New Worlds Weekly: The worlds we travelled to this year
From time-loops and Groundhog Day to the Ramayana; from Flash Gordon to the weird, fantastically imagined world of India in 2047; from Ray Bradbury to Neal Stephenson and Jayant Narlikar — our weekly column on science fiction encompassed many, many worlds in the 25 weeks or so of its 2016 run. Ace ad-man Gautham Shenoy (@Thebekku on Twitter) created a remarkable repository of geekery on the web with his meticulously researched, lovingly written pieces on science fiction through the ages, and its impact on our lives.
As he said in one of his earliest columns, it’s not a big leap from science fiction to science fact — it is, in fact, an entirely logical leap.
So here are some of the most popular #NWWonFD posts.
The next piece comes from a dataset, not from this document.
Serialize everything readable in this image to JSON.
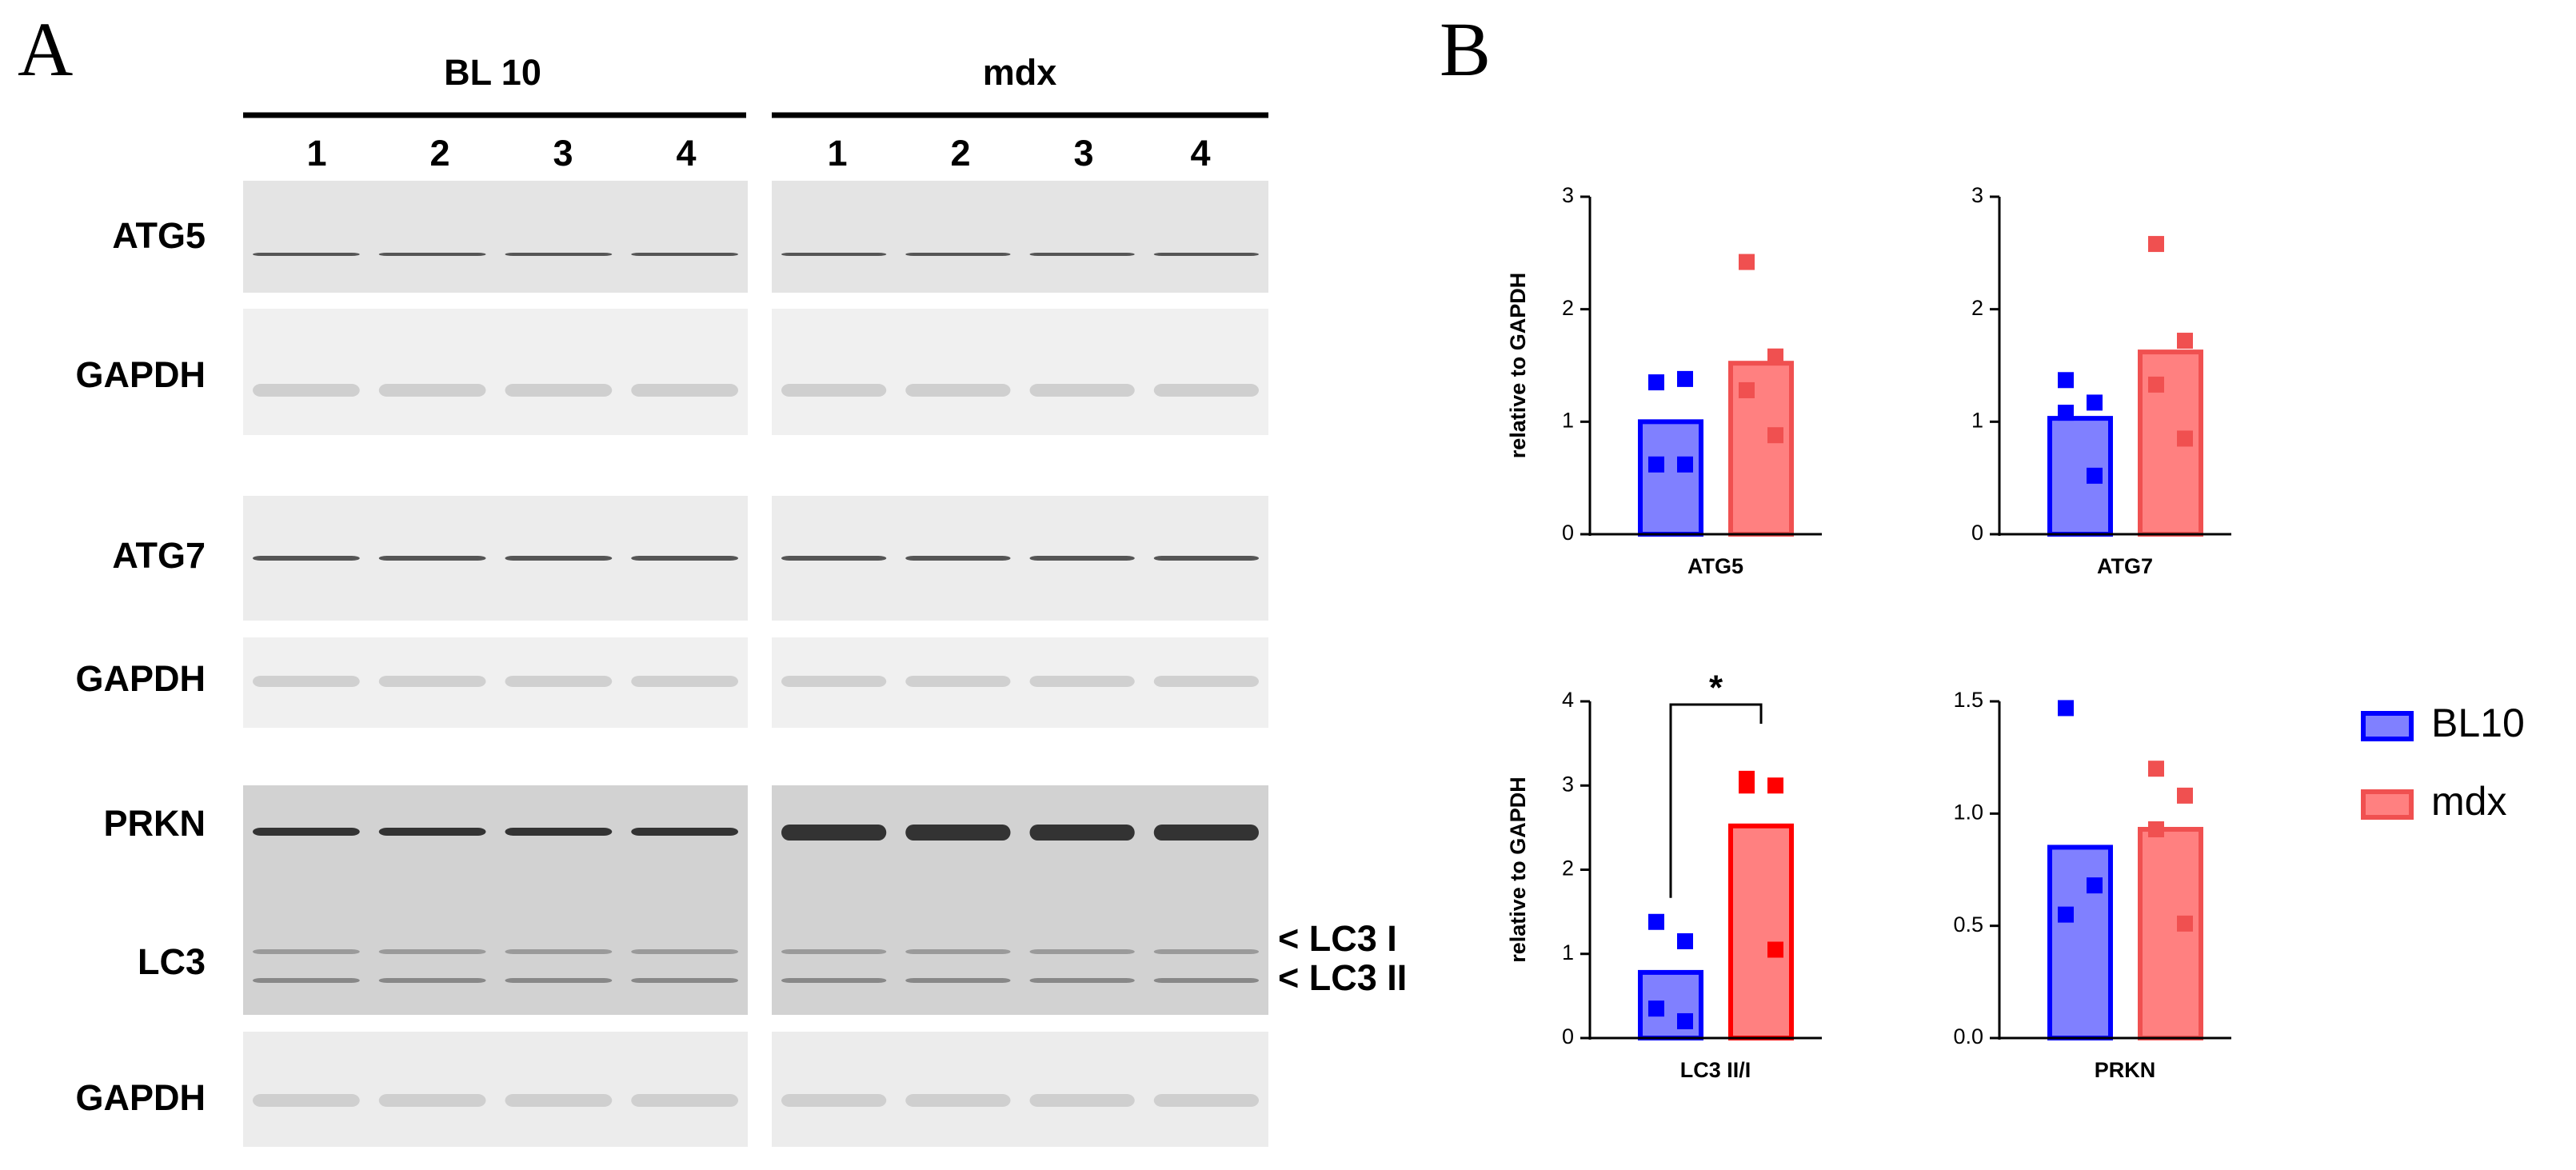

Here’s looking forward to more in 2017:
1. With the Man in the High Castle, the speculative history show on Amazon Prime based on Philip K Dick’s eponymous book, everyone’s talking about the legendary author today, but NWW featured him way back in July.
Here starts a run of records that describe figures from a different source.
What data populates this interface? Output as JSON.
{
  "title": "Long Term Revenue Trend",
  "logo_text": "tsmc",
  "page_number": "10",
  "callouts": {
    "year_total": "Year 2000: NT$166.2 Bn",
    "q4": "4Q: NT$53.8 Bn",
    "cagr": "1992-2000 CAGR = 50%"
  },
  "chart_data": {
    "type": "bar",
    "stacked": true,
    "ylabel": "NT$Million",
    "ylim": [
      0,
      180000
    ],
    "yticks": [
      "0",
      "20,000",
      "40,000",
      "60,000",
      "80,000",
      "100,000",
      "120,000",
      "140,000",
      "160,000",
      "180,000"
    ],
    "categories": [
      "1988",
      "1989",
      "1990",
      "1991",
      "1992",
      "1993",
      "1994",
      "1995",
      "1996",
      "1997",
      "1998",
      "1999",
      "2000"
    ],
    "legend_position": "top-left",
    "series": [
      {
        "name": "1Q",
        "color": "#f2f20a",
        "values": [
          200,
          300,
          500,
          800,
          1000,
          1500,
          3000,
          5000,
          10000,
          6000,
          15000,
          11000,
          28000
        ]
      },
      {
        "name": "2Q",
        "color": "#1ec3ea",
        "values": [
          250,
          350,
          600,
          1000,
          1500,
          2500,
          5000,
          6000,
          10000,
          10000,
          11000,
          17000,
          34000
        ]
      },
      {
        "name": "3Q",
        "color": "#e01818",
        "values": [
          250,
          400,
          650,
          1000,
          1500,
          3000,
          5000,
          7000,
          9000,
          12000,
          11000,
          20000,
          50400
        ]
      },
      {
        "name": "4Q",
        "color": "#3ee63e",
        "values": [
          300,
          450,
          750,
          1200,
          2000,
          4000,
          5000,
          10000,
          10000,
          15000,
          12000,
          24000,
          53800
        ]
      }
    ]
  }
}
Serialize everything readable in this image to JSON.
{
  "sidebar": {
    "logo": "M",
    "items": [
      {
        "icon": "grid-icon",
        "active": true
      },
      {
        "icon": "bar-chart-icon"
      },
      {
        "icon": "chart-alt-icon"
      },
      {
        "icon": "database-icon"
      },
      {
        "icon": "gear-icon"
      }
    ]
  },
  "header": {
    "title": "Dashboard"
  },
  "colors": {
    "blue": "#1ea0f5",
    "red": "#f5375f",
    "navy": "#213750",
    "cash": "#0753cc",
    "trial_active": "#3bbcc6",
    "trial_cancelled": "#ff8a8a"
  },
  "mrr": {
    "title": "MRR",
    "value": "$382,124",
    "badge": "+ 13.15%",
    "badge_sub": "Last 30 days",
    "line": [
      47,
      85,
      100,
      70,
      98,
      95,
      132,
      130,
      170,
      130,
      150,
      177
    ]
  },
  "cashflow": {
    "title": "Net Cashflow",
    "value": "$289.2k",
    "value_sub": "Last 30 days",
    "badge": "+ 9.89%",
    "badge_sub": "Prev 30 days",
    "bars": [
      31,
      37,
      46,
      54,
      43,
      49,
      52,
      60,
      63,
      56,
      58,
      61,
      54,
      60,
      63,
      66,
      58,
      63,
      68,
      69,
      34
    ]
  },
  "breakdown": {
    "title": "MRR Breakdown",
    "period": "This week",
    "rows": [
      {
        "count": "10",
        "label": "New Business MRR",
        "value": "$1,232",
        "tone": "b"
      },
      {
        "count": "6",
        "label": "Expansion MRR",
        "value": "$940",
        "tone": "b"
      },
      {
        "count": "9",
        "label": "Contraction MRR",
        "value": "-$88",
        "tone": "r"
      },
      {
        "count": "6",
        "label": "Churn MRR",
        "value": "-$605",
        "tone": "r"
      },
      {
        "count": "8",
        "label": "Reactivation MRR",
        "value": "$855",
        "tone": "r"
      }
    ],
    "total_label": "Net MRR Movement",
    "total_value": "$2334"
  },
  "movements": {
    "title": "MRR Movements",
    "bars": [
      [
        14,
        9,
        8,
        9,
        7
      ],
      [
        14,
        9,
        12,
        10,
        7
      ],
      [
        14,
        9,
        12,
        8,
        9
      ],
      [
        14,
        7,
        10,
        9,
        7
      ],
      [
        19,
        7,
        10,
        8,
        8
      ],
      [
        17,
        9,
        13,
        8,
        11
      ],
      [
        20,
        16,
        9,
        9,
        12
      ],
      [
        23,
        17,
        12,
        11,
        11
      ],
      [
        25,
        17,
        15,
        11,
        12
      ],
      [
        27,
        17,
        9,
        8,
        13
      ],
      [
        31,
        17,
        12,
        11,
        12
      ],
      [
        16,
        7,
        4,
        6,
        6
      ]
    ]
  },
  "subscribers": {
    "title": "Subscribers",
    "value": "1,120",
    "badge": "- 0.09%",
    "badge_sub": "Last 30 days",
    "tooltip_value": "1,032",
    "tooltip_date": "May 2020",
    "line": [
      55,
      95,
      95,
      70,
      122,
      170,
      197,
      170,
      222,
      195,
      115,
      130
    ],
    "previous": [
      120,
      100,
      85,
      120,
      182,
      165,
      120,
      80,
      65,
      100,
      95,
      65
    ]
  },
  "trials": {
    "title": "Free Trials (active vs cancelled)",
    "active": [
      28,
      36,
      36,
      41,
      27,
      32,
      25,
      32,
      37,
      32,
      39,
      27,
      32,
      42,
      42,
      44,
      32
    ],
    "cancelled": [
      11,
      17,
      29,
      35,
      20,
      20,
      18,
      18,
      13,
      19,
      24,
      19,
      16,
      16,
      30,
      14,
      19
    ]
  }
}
2. “Earth Abides is a classic of the post-apocalyptic subgenre of science fiction, which concerns itself with the question, ‘What would happen if the world and civilization as we know it no longer existed?’”
3. Jayant Narlikar. Scientist. World-renowned astrophysicist. Champion of models alternative to the Big Bang theory. And like his mentor, Fred Hoyle, a writer of science fiction.
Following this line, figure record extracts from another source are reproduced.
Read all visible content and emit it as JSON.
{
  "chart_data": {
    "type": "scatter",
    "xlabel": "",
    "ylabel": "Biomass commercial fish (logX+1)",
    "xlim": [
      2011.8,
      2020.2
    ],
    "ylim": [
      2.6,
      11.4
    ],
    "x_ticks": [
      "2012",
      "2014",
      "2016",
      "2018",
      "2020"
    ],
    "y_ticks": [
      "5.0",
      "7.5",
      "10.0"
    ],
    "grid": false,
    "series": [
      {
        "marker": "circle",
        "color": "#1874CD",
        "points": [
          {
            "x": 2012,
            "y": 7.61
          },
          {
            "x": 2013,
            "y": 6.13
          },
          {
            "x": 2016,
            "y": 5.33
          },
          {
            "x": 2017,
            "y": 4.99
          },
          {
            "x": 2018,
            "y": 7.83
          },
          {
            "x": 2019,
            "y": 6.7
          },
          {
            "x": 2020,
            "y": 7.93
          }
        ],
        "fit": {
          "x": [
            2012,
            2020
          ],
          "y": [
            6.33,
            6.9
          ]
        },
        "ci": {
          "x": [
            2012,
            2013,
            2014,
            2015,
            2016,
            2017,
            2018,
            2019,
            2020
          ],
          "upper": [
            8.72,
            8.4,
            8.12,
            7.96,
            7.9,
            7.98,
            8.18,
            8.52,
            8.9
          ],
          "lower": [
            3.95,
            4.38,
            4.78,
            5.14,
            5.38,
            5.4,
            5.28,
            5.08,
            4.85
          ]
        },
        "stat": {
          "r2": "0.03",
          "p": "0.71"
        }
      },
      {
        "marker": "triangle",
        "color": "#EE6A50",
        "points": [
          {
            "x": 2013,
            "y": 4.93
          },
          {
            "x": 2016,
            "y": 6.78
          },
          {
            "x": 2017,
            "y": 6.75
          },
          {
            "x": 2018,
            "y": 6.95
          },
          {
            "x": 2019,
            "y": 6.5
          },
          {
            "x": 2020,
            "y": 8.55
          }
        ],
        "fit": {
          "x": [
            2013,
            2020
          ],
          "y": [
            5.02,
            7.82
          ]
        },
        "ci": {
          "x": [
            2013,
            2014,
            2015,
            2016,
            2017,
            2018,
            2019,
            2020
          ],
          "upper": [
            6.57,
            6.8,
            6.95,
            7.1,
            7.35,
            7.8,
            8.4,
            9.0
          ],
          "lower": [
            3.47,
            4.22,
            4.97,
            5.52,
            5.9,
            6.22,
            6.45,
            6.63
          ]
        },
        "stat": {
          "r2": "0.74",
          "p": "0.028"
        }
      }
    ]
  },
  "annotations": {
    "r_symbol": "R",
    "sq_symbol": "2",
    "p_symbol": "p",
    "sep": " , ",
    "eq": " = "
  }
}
4. Our columnist confesses that he is just a little obsessed with time travel. Actually, we don’t really know when he is from.
5. Will scientists stop really big innovation when science fiction writers stop imagining really big things? Neal Stephenson set out to correct this.
6. An open letter to Kurt Vonnegut Jr: “Clicking on ‘People also search for’ after a Google search for ‘Kurt Vonnegut’ is quite revealing. Assorted relatives apart, the link throws up Ray Bradbury, Philip K. Dick, Isaac Asimov, Robert Heinlein, as also Ernest Hemingway, John Steinbeck, Franz Kafka, Joseph Heller and Thomas Pynchon. You made it halfway out of the drawer, Mr. Vonnegut.”